• Premier novembre

    J'aime le cimetière qui se pare de belles couleurs.

    J'aime, qu'au moins une fois dans l'année, on témoigne des liens qui demeurent avec ceux qui nous ont quittés.

    Bien sûr, on peut le faire à n'importe quel moment de l'année.

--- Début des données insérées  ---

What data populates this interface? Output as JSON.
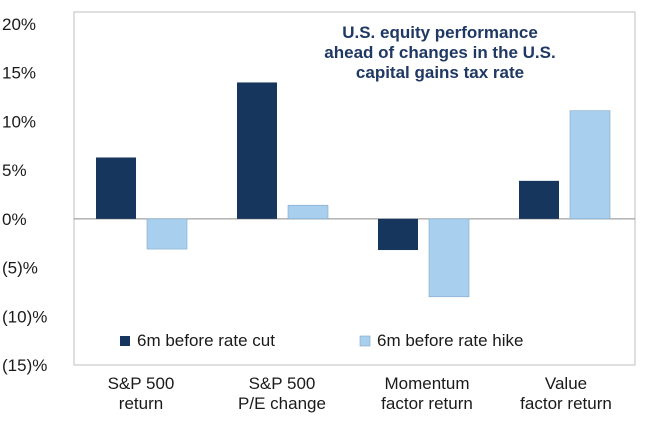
{
  "chart_data": {
    "type": "bar",
    "title_lines": [
      "U.S. equity performance",
      "ahead of changes in the U.S.",
      "capital gains tax rate"
    ],
    "categories": [
      [
        "S&P 500",
        "return"
      ],
      [
        "S&P 500",
        "P/E change"
      ],
      [
        "Momentum",
        "factor return"
      ],
      [
        "Value",
        "factor return"
      ]
    ],
    "series": [
      {
        "name": "6m before rate cut",
        "color": "#17365d",
        "values": [
          6.3,
          14.0,
          -3.2,
          3.9
        ]
      },
      {
        "name": "6m before rate hike",
        "color": "#a9cfee",
        "values": [
          -3.1,
          1.4,
          -8.0,
          11.1
        ]
      }
    ],
    "yticks": [
      20,
      15,
      10,
      5,
      0,
      -5,
      -10,
      -15
    ],
    "ytick_labels": [
      "20%",
      "15%",
      "10%",
      "5%",
      "0%",
      "(5)%",
      "(10)%",
      "(15)%"
    ],
    "ylim": [
      -15,
      20
    ],
    "xlabel": "",
    "ylabel": "",
    "legend_position": "bottom-left inside plot"
  }
}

    Bien sûr, on peut rester relié même sans aller au cimetière...

     

     


    – Poème amérindien

     

     

    Quand je ne serai plus là, lâchez-moi !
    Laissez-moi partir
    Car j’ai tellement de choses à faire et à voir !
    Ne pleurez pas en pensant à moi !

     

    Soyez reconnaissants pour les belles années
    Pendant lesquelles je vous ai donné mon amour !
    Vous ne pouvez que deviner
    Le bonheur que vous m’avez apporté !

     

    Je vous remercie pour l’amour que chacun m’a démontré !
    Maintenant, il est temps pour moi de voyager seul.
    Pendant un court moment vous pouvez avoir de la peine.
    La confiance vous apportera réconfort et consolation.

     

    Nous ne serons séparés que pour quelques temps !
    Laissez les souvenirs apaiser votre douleur !
    Je ne suis pas loin et et la vie continue !
    Si vous en avez besoin, appelez-moi et je viendrai !

     

    Même si vous ne pouvez me voir ou me toucher, je serai là,
    Et si vous écoutez votre cœur, vous sentirez clairement
    La douceur de l’amour que j’apporterai !

     

    Quand il sera temps pour vous de partir,
    Je serai là pour vous accueillir,
    Absent de mon corps, présent avec Dieu !

     

    N’allez pas sur ma tombe pour pleurer !
    Je ne suis pas là, je ne dors pas !

     

    Je suis les mille vents qui soufflent,
    Je suis le scintillement des cristaux de neige,
    Je suis la lumière qui traverse les champs de blé,
    Je suis la douce pluie d’automne,
    Je suis l’éveil des oiseaux dans le calme du matin,
    Je suis l’étoile qui brille dans la nuit !

     

    N’allez pas sur ma tombe pour pleurer
    Je ne suis pas là, je ne suis pas mort.


  • Commentaires

    1
    Mardi 1er Novembre 2016 à 16:52

    Un beau poème, qui contredit un peu ce que tu écris juste avant... Mais il est vrai qu'en cette saison les cimetières sont beaux - surtout ceux qui sont plantés ou environnés d'arbres bien sûr.

    2
    Mardi 1er Novembre 2016 à 16:54

    Un poème que j'ai eu du plaisir à relire

    Merci Gazou

    3
    Mardi 1er Novembre 2016 à 17:55

    Un magnifique poème qui rend bien ce que j'éprouve, je n'aime pas trop les cimetières, juste pour fleurir la tombe des êtres que j'aime et j'évite le jours des morts, il y a trop de monde, j'ai lu une un jour dans une revue qu'on disait de ce jour que c'était : le rallye des tombes"; je trouve que c'est vrai, et je dis souvent à mes enfants : faites plutôt dire des messes pour moi, ne gaspillez pas vos sous pour des fleurs qui se fanent", je rajouterai : "N'allez pas sur ma tombe pour pleure/Je ne suis pas là, je ne suis pas mort."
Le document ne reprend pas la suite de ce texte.